An estimated 26,610 lives were saved in the U.S. by the shift away from coal between 2005 and 2016, according to the University of California study published in Nature Sustainability.

The coal sector has struggled in recent years, with 334 generating units taken offline during the period analyzed in the study. A cheap glut of natural gas has displaced coal, with 612 gas-fired units coming online during this time.

As a result, more than 300m tons of planet-heating carbon dioxide has been saved, while levels of nitrogen dioxide and sulfur dioxide, emitted by coal plants and linked to irritations of the nose and throat, dropped by 60% and 80%, respectively.

“When you turn coal units off you see deaths go down. It’s something we can see in a tangible way,” said Jennifer Burney, a University of California academic who authored the study. “There is a cost to coal beyond the economics. We have to think carefully about where plants are sited, as well as how to reduce their pollutants.”

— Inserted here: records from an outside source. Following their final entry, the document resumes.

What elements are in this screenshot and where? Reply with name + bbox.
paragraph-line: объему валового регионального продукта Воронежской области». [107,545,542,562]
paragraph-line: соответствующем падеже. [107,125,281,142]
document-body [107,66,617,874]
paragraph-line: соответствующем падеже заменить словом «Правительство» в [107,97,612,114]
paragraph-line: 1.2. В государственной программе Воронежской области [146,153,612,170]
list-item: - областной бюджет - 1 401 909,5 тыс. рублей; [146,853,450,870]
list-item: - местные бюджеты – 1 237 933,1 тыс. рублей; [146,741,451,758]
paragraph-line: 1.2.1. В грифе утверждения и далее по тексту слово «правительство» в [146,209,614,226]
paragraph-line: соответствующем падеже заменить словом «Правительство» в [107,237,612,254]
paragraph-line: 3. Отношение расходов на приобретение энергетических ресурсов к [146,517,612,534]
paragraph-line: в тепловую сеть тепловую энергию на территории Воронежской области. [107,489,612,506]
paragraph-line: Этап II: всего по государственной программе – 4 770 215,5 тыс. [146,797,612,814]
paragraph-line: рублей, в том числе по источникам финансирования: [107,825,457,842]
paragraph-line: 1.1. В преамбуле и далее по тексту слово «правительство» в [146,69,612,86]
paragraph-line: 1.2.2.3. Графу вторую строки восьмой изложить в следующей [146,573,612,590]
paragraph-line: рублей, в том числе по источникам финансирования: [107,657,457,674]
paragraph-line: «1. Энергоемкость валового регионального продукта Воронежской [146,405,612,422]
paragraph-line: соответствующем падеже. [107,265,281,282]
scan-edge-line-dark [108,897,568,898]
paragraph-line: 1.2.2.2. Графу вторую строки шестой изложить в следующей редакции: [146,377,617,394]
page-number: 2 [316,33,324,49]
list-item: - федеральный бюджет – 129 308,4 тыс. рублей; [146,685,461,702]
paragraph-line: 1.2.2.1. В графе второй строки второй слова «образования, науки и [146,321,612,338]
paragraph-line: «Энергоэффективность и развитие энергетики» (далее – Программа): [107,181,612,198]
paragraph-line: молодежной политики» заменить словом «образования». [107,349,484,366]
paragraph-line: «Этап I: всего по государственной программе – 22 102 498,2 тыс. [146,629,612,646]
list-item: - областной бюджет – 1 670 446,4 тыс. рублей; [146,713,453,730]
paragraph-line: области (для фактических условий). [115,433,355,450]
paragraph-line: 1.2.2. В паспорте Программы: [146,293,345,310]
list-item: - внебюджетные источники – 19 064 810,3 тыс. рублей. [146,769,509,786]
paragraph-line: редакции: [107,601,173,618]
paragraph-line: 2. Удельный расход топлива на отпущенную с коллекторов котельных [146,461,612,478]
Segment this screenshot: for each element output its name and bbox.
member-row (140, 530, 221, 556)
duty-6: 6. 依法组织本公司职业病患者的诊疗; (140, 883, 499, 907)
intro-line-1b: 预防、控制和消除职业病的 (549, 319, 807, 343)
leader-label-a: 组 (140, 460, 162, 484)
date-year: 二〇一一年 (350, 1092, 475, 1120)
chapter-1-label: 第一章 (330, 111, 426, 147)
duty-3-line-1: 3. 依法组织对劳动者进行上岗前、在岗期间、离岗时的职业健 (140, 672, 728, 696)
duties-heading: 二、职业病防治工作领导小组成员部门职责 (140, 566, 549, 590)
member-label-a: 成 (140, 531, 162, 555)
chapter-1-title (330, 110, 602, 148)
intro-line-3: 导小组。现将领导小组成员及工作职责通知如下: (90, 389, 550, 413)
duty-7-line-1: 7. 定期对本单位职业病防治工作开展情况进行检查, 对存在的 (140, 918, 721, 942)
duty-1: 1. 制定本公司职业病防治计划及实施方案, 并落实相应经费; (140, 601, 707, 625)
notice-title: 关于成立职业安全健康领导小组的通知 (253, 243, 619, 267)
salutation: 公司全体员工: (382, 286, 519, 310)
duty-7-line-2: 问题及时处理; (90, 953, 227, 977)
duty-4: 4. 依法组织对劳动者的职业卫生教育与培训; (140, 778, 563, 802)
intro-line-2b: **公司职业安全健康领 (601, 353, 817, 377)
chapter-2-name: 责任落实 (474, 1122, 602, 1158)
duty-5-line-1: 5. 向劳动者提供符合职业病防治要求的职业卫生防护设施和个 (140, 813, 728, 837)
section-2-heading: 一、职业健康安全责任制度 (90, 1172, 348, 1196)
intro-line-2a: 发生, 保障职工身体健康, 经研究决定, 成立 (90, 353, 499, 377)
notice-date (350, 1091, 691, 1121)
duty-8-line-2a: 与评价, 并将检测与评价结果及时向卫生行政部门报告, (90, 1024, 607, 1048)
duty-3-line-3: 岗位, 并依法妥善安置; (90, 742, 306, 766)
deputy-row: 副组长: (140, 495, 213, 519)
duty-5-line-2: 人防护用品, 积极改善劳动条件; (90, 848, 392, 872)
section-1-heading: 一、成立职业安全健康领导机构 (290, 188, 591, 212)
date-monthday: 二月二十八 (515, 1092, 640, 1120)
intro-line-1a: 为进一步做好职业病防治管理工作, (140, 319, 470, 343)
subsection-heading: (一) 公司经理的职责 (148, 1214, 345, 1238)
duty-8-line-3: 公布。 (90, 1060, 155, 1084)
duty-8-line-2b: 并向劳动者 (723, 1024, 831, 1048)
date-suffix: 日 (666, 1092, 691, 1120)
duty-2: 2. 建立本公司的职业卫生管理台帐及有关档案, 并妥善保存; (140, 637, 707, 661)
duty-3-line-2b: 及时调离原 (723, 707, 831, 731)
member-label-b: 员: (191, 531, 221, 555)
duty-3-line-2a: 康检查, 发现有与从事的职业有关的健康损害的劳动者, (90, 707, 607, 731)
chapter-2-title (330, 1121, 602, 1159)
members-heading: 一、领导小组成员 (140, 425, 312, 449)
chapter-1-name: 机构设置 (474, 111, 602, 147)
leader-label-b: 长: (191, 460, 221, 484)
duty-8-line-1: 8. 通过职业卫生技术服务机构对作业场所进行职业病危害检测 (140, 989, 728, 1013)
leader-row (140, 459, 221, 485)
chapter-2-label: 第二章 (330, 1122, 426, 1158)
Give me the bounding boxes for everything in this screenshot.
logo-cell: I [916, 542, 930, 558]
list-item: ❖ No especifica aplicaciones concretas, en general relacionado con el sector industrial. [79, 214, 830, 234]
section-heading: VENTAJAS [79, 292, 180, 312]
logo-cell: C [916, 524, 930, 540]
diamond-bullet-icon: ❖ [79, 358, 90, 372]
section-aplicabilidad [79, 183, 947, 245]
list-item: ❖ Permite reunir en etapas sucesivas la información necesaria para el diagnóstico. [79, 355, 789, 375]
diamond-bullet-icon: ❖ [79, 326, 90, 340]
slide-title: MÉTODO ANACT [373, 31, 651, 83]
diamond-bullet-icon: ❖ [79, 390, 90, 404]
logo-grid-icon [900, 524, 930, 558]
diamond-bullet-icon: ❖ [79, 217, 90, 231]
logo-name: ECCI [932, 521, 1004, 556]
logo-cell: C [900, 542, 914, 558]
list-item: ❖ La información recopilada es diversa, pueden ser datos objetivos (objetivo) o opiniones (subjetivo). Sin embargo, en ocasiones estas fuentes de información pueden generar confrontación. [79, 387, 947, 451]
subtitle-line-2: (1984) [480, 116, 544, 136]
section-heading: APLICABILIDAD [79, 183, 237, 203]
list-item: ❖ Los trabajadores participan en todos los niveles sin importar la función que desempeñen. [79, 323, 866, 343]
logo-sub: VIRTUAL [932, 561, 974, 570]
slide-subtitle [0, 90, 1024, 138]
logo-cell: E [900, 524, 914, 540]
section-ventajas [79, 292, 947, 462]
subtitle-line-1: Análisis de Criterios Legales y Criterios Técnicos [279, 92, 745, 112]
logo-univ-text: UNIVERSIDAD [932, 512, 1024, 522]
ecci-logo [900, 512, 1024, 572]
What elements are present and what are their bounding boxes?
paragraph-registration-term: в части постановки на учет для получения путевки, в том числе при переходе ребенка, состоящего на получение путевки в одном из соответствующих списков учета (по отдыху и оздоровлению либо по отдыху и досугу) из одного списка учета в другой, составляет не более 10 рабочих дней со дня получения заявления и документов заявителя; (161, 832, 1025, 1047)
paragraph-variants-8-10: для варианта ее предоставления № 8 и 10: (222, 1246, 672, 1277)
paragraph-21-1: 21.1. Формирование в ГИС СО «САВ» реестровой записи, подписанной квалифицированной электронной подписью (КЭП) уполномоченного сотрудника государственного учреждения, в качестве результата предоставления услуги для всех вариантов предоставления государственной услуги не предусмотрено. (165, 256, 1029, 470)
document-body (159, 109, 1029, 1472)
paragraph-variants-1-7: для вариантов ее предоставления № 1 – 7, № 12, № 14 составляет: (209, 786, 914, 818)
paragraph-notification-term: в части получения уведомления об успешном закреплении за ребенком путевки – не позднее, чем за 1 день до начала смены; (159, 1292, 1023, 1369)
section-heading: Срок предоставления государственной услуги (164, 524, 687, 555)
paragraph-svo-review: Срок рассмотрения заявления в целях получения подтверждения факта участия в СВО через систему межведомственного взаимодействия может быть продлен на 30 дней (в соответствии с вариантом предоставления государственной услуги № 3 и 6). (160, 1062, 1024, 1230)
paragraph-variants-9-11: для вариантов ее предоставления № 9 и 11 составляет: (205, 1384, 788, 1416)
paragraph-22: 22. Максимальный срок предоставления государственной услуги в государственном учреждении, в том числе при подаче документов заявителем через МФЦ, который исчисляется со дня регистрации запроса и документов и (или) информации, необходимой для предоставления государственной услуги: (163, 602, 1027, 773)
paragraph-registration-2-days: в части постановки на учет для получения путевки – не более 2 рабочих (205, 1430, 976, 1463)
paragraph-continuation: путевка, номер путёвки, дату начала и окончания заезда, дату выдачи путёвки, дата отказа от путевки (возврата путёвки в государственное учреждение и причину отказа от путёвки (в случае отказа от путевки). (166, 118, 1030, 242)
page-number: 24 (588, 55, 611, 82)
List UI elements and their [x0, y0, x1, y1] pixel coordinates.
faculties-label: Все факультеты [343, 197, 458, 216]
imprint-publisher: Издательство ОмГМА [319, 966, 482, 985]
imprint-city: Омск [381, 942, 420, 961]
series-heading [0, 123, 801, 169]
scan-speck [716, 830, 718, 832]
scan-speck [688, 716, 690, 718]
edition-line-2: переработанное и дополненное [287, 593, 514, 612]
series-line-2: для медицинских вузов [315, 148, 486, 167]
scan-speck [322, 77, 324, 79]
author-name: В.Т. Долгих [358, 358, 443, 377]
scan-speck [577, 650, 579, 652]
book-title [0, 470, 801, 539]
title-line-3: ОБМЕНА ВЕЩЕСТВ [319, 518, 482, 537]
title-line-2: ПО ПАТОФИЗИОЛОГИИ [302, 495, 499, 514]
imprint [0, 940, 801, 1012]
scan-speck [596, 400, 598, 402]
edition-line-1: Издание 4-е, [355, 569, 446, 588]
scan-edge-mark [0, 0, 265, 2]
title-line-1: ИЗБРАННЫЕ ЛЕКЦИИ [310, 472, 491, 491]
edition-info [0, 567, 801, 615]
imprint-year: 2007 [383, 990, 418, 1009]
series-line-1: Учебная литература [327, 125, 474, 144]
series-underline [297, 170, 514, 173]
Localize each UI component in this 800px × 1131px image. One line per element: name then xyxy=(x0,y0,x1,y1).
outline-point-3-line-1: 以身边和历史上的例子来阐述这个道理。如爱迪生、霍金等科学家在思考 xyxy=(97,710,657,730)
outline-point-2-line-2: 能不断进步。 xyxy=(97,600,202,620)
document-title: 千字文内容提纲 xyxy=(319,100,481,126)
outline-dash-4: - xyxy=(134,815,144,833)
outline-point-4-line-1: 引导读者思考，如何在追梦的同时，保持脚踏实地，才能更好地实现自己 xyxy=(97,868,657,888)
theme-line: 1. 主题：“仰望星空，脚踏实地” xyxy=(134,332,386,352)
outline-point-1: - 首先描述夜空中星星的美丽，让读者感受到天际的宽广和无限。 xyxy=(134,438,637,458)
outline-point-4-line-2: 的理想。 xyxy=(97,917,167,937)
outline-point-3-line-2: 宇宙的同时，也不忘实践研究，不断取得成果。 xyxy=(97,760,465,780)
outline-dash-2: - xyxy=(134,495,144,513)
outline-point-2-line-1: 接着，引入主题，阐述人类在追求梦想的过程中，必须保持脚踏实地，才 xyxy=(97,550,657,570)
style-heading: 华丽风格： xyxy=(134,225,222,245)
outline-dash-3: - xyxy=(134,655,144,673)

While a swift transition away from coal is seen by experts as imperative to limit global heating and the worst impacts of the climate crisis, there is a counterintuitive short-term local increase in warming once coal plants are shut down. This is because these plants emit aerosols that scatter sunlight, slightly cooling the surface.

The natural gas that is replacing coal is “not entirely benign,” Burney’s research points out. Gas is, like coal, a fossil fuel and its production involves the release of vast amounts of methane, a potent greenhouse gas.

Previous research has shown that both coal and gas will need to be rapidly replaced by zero carbon alternatives such as solar and wind, or to at least deploy technology that captures emissions, if the world is to avoid more disastrous global heating.

The Trump administration, however, has sought to prop up the ailing coal industry in the US and has rolled back Obama-era standards aimed at curtailing pollution from coal-fired power plants.


“Particulate pollution from coal still kills thousands of Americans yearly and hundreds of thousands of people worldwide,” said Rob Jackson, a climate and environment expert at Stanford University who wasn’t involved in the study. “Rolling back emissions standards won’t just harm the climate, it will kill people, especially poorer people more likely to live near coal-fired power plants.

Thomas Burke, a former Environmental Protection Agency official responsible for clean air, said Burney’s study “provides a new lens for viewing the broad impacts of coal on our health, agriculture and climate”.

“Clearly the policies of the current EPA leadership, to turn back the clock and support the coal industry, have broad ranging negative impacts on public health and our environment,” he said.